Hanalei National Wildlife Refuge
Kauai, Hawaii, February 2002
Copyright 2003, Roddy Scheer
Encircled by waterfall-draped mountains, the 917-acre Hanalei National Wildlife Refuge was established in 1972 to provide habitat for endangered Hawaiian waterbirds such as the Coot, Stilt, Koloa, and Nene. For more than a millennium, farmers on Kauai and the other Hawaiian islands have cultivated taro to provide poi, a staple of the Hawaiian diet. Meanwhile, the endangered native waterbirds have come to depend on taro farms as ideal habitat in the face of increasing human development elsewhere throughout Hawaii…
With waterbird numbers waning in recent years, the traditional taro fields have taken on an increasingly important role as critical habitat for these endangered species, highlighting an uneasy equilibrium between human agricultural development and environmental protection.

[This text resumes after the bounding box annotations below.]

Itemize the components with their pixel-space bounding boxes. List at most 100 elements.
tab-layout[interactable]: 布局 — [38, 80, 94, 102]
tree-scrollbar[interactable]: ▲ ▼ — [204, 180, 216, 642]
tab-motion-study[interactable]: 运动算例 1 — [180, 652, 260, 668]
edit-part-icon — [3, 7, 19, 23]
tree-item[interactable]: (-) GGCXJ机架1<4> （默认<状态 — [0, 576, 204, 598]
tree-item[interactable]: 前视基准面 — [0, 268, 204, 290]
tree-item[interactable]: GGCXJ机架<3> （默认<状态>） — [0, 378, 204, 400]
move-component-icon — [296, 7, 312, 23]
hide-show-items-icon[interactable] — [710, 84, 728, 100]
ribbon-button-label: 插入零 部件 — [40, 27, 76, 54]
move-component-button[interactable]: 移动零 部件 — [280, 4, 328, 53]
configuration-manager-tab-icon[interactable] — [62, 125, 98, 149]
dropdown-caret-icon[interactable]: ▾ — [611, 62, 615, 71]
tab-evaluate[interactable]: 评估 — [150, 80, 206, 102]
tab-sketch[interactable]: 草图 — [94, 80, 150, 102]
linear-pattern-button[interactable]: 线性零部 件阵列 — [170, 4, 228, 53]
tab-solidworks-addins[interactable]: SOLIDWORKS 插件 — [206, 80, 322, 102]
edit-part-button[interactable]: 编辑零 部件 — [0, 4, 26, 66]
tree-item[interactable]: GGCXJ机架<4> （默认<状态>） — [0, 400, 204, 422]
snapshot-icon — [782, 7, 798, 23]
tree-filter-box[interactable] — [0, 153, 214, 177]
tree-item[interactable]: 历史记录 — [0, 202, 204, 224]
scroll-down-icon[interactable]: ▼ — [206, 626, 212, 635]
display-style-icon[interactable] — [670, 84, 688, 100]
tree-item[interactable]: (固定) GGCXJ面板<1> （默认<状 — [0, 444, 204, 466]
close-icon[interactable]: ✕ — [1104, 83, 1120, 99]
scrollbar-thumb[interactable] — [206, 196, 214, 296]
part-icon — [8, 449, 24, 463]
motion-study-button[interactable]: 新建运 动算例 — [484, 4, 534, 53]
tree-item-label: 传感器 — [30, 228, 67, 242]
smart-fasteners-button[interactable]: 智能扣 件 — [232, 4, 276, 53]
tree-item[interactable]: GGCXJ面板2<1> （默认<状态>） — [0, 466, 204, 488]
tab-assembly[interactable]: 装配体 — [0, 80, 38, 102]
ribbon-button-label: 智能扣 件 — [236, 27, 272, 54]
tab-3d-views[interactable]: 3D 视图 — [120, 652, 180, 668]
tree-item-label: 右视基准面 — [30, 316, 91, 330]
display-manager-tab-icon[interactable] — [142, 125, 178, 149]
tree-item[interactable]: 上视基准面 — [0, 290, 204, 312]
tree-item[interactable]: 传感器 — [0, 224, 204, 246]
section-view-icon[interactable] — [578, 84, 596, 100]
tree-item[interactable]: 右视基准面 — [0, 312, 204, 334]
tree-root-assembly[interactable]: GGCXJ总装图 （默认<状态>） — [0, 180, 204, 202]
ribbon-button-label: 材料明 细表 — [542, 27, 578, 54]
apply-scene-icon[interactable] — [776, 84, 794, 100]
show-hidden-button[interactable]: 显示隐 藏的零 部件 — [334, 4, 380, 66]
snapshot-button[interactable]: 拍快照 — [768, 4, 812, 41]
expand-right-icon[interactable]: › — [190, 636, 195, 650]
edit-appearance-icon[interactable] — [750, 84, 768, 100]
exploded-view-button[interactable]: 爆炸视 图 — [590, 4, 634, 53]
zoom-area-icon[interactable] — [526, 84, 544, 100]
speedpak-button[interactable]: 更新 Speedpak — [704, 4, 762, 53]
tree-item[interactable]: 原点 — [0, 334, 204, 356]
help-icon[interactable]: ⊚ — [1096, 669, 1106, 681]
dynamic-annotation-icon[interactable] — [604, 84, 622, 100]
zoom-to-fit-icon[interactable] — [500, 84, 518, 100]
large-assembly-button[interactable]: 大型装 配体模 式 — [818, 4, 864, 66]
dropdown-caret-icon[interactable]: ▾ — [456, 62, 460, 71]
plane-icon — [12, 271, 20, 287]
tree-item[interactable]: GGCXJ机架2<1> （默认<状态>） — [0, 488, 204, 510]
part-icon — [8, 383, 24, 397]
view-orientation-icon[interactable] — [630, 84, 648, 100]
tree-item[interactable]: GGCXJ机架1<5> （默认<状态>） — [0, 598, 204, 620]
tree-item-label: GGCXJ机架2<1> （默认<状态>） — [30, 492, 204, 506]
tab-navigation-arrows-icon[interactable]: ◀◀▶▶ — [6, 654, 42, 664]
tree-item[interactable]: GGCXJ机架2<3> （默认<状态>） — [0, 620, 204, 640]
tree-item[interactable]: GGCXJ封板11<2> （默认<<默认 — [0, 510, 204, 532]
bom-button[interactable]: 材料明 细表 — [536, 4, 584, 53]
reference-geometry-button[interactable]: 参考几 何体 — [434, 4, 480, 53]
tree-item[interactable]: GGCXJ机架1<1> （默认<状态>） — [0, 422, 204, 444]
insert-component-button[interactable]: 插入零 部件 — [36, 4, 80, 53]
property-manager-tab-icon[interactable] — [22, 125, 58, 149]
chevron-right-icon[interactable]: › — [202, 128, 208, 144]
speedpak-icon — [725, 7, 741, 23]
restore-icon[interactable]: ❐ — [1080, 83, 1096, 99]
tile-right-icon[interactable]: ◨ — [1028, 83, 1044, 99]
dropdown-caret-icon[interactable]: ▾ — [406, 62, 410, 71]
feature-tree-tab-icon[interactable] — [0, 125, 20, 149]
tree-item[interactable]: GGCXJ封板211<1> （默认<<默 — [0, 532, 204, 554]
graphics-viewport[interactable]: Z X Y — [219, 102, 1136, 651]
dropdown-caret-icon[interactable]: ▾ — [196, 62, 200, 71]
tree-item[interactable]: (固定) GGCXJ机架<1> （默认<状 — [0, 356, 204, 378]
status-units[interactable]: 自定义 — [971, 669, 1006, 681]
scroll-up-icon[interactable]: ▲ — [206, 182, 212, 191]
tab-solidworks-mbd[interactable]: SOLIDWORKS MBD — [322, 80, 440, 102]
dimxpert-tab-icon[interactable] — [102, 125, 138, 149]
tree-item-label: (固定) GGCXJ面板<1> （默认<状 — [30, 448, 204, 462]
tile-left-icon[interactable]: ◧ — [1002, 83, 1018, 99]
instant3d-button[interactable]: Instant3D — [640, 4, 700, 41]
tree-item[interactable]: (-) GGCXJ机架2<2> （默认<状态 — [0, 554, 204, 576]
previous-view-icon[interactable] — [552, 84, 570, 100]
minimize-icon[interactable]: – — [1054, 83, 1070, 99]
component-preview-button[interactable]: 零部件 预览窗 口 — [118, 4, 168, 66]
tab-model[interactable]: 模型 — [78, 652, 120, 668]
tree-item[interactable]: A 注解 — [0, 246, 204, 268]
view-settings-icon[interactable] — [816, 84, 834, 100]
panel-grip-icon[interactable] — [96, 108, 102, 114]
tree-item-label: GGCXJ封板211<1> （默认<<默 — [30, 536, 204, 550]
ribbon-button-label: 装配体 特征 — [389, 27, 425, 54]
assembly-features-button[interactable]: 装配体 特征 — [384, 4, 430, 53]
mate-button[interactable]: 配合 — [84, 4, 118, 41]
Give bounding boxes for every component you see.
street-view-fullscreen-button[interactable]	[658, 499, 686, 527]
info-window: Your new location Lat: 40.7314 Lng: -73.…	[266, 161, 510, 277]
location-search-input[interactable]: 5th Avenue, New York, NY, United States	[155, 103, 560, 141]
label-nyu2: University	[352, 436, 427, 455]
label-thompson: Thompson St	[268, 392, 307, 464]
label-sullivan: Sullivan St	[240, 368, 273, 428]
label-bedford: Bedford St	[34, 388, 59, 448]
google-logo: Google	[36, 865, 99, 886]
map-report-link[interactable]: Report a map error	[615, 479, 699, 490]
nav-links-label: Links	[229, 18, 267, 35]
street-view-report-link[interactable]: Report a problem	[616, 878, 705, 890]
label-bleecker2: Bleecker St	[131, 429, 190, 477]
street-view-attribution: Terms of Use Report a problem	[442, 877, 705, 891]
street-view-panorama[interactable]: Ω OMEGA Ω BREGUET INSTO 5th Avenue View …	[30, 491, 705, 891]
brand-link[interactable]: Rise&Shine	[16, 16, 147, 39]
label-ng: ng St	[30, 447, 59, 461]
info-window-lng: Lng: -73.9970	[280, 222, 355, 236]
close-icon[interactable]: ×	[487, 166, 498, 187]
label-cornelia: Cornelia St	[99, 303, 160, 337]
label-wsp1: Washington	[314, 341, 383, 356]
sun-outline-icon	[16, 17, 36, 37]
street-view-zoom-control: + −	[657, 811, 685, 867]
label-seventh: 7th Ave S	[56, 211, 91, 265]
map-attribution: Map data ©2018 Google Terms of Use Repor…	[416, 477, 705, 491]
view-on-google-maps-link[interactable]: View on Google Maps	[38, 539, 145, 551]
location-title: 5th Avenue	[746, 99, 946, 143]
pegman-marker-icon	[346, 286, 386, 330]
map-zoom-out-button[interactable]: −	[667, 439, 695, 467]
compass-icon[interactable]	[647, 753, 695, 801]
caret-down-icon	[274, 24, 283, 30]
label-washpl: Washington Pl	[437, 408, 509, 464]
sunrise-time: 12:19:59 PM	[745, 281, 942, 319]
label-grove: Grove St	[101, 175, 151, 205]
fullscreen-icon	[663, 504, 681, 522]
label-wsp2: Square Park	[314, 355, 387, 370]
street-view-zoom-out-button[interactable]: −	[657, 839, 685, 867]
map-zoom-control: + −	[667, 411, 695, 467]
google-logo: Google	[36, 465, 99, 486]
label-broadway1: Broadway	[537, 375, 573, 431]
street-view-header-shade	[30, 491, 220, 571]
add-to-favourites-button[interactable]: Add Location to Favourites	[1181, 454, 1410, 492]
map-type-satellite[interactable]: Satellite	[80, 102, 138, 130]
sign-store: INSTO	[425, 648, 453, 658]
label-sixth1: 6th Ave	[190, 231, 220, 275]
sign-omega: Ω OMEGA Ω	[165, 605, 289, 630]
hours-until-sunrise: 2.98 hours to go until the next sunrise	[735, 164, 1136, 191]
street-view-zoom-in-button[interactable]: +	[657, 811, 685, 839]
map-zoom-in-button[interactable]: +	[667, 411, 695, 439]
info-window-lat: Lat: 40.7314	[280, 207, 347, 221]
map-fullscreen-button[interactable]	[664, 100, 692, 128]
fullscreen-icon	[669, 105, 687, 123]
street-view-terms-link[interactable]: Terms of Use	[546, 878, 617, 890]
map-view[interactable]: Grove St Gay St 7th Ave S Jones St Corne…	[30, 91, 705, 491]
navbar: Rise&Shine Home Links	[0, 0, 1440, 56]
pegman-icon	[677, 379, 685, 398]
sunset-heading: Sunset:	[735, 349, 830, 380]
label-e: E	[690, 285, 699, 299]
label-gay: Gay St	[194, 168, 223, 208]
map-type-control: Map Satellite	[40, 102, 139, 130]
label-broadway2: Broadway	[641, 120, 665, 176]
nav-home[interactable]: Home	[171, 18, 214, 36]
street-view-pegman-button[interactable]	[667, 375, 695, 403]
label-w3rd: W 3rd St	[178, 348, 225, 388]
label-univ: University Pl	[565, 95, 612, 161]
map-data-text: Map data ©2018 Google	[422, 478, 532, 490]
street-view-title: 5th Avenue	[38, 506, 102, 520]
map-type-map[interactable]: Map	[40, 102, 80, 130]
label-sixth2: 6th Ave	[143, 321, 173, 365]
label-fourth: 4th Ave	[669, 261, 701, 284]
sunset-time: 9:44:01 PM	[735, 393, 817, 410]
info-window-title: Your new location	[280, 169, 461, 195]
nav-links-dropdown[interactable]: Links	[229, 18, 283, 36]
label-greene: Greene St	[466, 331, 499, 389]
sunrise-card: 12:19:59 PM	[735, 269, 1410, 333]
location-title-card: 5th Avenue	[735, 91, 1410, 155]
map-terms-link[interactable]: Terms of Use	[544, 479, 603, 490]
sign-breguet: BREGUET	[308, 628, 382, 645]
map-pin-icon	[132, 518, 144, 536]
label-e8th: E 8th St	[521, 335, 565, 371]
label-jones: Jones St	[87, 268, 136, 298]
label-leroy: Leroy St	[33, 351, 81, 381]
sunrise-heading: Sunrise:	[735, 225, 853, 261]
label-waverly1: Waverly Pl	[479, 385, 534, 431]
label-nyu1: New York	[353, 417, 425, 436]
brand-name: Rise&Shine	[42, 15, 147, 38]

In recent years there have been rumblings within the Fish & Wildlife Service to disallow all human economic development within the confines of federal parklands, which could be bad news for Hawaii’s waterbirds. Much of the refuge lands throughout the islands have been farmed for taro for centuries, and many environmentalists insist that taro farming should be allowed to continue providing land managers with an economically productive way to promote the survival of the endangered birds. Yet more conservative conservationists maintain that protecting wildlands should not include human activity, so the debate rages on—and waterbird populations continue to decline.